Alexandra Helleux wins the 2nd jury prize of Ma Thèse en 180 Secondes Alsace
Alexandra Helleux is a doctoral student at the IGBMC and won the 2nd prize from the jury in Ma thèse en 180 secondes Alsace. The scientist presented her research project on the identification and functioning of a gene responsible for a type of kidney cancer, the TFE3 gene. The aim of her research is to find treatment methods for this type of pathology.
Research into translocation kidney cancer
As a member of the Davidson team and the Malouf subgroup, Alexandra Helleux is interested in translocation kidney cancer, more precisely the types of kidney cancer that involve the TFE3 and TFEB genes. This pathology is characterised by a type of protein called "fusion".
This fusion protein is an abnormal protein derived from a portion of TFE3 associated with a portion of a partner protein produced by an abnormal combination of chromosomes. The formation of this fusion protein is the trigger for tumour formation in the kidney. Thus, the question Alexandra Helleux is focusing on is: "What is the mechanism by which the TFE3 fusion protein leads to the development of kidney cancer?”

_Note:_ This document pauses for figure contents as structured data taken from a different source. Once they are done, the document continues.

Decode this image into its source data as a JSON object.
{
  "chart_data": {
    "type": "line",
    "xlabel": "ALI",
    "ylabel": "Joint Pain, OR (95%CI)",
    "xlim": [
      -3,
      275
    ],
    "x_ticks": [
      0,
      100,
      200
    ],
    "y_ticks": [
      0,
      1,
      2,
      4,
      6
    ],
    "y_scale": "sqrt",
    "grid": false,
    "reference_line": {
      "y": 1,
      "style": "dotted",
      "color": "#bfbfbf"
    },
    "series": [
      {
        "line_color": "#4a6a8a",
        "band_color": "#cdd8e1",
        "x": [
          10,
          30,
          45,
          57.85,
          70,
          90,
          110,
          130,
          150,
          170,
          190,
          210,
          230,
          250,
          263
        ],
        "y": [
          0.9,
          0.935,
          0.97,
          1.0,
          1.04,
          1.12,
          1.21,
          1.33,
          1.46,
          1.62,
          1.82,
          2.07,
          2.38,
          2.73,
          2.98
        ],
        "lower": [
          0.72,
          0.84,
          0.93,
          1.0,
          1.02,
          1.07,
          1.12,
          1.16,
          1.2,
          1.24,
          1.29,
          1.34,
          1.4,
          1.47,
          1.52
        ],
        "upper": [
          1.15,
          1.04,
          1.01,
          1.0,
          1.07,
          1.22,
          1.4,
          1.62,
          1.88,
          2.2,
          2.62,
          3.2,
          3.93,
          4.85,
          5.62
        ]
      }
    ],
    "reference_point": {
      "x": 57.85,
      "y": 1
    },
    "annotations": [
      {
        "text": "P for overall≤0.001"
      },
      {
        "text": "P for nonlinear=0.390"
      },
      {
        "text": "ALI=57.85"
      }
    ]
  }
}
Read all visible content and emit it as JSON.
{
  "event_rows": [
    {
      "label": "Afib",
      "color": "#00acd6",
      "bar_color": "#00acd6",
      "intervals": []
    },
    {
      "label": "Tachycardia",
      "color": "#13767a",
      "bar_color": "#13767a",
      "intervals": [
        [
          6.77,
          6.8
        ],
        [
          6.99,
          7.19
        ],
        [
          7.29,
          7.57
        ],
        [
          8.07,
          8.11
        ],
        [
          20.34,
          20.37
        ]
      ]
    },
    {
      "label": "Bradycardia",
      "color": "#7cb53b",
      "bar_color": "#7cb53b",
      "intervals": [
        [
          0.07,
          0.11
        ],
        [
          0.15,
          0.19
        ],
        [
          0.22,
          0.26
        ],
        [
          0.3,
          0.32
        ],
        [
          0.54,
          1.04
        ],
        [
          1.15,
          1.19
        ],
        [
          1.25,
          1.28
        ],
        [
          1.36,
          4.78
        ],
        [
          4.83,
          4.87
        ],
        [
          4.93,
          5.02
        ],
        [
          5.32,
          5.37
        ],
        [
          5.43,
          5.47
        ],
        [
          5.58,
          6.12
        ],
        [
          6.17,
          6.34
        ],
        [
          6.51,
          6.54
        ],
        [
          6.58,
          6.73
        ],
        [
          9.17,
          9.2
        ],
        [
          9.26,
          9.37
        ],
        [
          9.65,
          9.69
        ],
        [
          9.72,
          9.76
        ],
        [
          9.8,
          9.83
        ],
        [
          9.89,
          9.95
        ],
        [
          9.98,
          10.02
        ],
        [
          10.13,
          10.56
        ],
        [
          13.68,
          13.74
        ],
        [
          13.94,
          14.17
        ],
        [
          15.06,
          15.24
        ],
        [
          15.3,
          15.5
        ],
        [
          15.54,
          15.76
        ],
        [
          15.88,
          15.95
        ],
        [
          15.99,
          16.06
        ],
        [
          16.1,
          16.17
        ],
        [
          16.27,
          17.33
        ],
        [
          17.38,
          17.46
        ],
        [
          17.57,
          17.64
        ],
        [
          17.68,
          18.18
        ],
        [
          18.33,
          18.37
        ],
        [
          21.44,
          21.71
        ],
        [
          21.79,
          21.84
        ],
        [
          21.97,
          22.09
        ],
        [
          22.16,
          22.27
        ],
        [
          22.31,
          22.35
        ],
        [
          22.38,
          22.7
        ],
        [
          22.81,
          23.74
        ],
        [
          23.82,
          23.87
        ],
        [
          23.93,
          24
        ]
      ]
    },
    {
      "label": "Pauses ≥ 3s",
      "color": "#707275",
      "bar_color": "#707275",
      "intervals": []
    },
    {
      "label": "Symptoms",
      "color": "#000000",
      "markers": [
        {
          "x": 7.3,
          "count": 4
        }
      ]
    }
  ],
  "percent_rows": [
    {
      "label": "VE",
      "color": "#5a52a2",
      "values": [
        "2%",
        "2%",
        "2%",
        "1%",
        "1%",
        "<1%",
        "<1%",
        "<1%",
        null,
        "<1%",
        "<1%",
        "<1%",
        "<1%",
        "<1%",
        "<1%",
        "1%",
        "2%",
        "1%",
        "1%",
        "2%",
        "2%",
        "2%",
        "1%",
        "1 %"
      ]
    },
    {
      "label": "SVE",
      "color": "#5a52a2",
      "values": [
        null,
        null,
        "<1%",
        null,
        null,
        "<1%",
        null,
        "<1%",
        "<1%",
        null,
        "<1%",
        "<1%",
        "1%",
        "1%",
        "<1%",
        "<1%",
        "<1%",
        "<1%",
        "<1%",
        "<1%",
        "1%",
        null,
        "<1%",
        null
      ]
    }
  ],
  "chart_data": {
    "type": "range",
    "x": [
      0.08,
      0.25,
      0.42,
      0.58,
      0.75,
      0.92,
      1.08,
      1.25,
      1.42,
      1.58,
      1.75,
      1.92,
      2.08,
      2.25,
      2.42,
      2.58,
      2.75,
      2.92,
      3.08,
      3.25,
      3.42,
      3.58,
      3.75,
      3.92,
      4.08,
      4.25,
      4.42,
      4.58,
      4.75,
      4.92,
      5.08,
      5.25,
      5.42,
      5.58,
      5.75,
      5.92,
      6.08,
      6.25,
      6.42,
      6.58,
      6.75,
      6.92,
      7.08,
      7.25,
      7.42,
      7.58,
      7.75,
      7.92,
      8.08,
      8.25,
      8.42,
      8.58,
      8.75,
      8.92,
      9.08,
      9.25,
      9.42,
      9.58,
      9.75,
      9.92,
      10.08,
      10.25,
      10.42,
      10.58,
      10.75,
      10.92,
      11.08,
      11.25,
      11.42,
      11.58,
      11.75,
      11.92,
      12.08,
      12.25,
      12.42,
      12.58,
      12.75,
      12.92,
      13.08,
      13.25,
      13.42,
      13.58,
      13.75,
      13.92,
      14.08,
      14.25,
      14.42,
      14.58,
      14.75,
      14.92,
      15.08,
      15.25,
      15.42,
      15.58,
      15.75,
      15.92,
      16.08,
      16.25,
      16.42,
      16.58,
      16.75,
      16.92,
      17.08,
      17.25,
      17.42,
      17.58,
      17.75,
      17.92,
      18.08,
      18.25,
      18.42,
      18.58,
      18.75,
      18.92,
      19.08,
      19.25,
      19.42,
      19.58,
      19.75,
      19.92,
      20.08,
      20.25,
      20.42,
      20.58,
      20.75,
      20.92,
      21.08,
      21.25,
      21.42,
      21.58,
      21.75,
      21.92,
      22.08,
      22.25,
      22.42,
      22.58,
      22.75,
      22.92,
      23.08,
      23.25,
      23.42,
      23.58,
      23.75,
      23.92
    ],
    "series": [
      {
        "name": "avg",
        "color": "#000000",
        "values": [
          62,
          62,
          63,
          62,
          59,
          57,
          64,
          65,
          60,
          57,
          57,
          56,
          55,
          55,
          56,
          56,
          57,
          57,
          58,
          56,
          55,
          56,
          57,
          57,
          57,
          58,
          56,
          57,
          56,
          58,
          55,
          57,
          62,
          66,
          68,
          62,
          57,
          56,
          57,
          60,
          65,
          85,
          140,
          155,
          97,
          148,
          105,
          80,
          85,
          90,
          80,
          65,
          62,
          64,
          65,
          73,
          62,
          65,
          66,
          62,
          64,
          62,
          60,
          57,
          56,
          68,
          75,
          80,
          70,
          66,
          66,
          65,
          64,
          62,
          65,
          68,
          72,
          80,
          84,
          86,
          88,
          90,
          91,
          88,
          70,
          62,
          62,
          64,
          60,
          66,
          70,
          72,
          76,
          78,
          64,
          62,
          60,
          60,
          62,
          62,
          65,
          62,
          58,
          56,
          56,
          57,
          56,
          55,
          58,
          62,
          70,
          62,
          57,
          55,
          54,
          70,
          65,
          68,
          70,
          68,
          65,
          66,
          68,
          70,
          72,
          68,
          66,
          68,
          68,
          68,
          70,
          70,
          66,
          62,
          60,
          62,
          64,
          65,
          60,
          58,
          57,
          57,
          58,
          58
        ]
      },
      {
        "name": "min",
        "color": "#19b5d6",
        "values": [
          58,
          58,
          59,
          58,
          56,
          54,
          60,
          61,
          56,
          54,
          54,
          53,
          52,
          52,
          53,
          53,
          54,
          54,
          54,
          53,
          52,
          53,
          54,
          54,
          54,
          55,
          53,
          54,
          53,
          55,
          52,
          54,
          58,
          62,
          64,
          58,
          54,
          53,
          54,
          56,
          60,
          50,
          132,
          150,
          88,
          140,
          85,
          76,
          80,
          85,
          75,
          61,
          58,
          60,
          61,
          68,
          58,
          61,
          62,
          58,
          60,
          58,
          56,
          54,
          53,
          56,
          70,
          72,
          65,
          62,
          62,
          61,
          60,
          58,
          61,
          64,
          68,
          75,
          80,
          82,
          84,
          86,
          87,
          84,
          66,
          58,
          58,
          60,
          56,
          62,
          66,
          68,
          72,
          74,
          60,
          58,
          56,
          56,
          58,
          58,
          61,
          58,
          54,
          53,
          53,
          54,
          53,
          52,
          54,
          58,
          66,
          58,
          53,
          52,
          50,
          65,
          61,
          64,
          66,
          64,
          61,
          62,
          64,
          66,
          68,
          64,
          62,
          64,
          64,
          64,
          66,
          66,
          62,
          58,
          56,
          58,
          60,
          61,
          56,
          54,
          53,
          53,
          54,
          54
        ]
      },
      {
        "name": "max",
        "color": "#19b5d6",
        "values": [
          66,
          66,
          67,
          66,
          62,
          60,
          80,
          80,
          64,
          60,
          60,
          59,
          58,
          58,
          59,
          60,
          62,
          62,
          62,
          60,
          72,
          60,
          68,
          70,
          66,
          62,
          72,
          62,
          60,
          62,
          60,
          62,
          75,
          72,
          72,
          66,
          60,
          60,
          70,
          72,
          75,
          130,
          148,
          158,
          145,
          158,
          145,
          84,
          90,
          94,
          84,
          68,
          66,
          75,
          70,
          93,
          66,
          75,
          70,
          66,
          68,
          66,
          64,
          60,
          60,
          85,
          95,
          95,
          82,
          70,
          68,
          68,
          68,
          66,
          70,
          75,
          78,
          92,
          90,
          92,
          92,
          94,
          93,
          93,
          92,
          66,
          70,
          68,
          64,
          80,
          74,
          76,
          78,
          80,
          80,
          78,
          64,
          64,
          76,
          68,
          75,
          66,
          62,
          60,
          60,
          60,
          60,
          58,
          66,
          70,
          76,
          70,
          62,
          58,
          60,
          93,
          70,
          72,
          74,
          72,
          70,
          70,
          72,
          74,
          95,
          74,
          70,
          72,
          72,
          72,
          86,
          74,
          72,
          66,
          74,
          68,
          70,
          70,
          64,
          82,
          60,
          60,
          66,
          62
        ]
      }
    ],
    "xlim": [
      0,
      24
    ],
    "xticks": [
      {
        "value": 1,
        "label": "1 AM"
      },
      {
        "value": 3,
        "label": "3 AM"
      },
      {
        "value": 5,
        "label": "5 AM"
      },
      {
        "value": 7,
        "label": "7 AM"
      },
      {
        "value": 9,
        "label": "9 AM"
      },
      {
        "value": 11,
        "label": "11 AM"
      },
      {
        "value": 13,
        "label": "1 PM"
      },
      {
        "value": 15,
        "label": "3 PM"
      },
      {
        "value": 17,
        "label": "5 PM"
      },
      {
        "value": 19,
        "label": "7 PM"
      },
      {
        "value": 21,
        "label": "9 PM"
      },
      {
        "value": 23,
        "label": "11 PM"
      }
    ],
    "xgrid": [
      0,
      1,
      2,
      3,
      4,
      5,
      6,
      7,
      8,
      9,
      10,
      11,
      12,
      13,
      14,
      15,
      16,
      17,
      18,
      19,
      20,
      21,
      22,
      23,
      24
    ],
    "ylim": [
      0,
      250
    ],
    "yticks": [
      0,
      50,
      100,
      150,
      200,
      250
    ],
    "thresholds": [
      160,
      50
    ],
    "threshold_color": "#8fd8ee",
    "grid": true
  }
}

Looking at the similarities between the partner proteins to understand the mechanism at play
To better understand the mechanism that promotes the appearance of kidney cancer, Alexandra Helleux wishes to understand the effect of the protein produced by TFE3 on the cell. To do this, the doctoral student suppresses the expression of TFE3 RNA in the kidney using a siRNA, a small RNA element whose purpose is to inhibit the expression of a gene. By doing this, the fusion protein cannot be formed, and the PhD student notes that there is only one parameter that changes in the cell: its clonogenic capacity. The scientist observes that the cell's ability to reproduce using its own resources decreases.
"The link between the inhibition of the cell's clonogenicity and the appearance of cancer is not yet clear. Suppressing the expression of TFE3 does not seem to have any impact on the physiology of the cell", explains Alexandra Helleux. "One hypothesis would be that the molecule produced by TFE3 would then interact with a protein normally present in the cell and it would be this interaction that would lead to the development of a cancer", adds the doctoral student.
Another hypothesis formulated by the researcher relates to the conditions of the experiment. In fact, under laboratory conditions, the cell is given "simplified access to glucose in sufficient quantity". By reducing this quantity, she expects to see other effects appear.
Better understanding of the mechanism of kidney cancer formation through the animal model
In collaboration with the ICS, Alexandra Helleux is also launching an experiment to overexpress the TFE3 and TFEB genes in the kidney to observe the effects of this overexpression on tumour formation, life span and overall survival in animal models.
With 4 different mouse models involved in the study, the study will ensure that overexpression of the TFE3 fusion proteins and the TFEB protein specifically in the kidney does lead to tumour formation. Once this has been established, an overall survival experiment will be used to assess the time to tumour formation and to collect the kidneys. The aim is to perform DNA, RNA and single-cell analyses to identify early and late mechanisms of tumour formation in mice.
In addition, if the scientist can identify a mechanism that can be modulated at the cell level in the laboratory, the production of the models will make it possible to test the effectiveness of elements to inhibit cancer formation. The production of mouse models makes it possible to understand the impact on the tumour microenvironment, information that cannot be obtained in cell culture. It is particularly important in the case studied by Alexandra Helleux because, depending on the fusion protein observed, the immune infiltration in the tumours may not be the same in the patients.
Alexandra Helleux, with two degrees in chemistry and biotechnology, is doing her thesis at the IGBMC
Alexandra Helleux has a degree in chemistry and biotechnology and studied at the ECPM in Cronenbourg and the ESBS in Illkirch. After completing an internship at Matis in Rekjiavic, Iceland, she joined the IGBMC as an engineer in 2019. Initially specialised in single-cell methodology, she passed the doctoral school competition in July 2019. She obtained her PhD and started her thesis in October of the same year.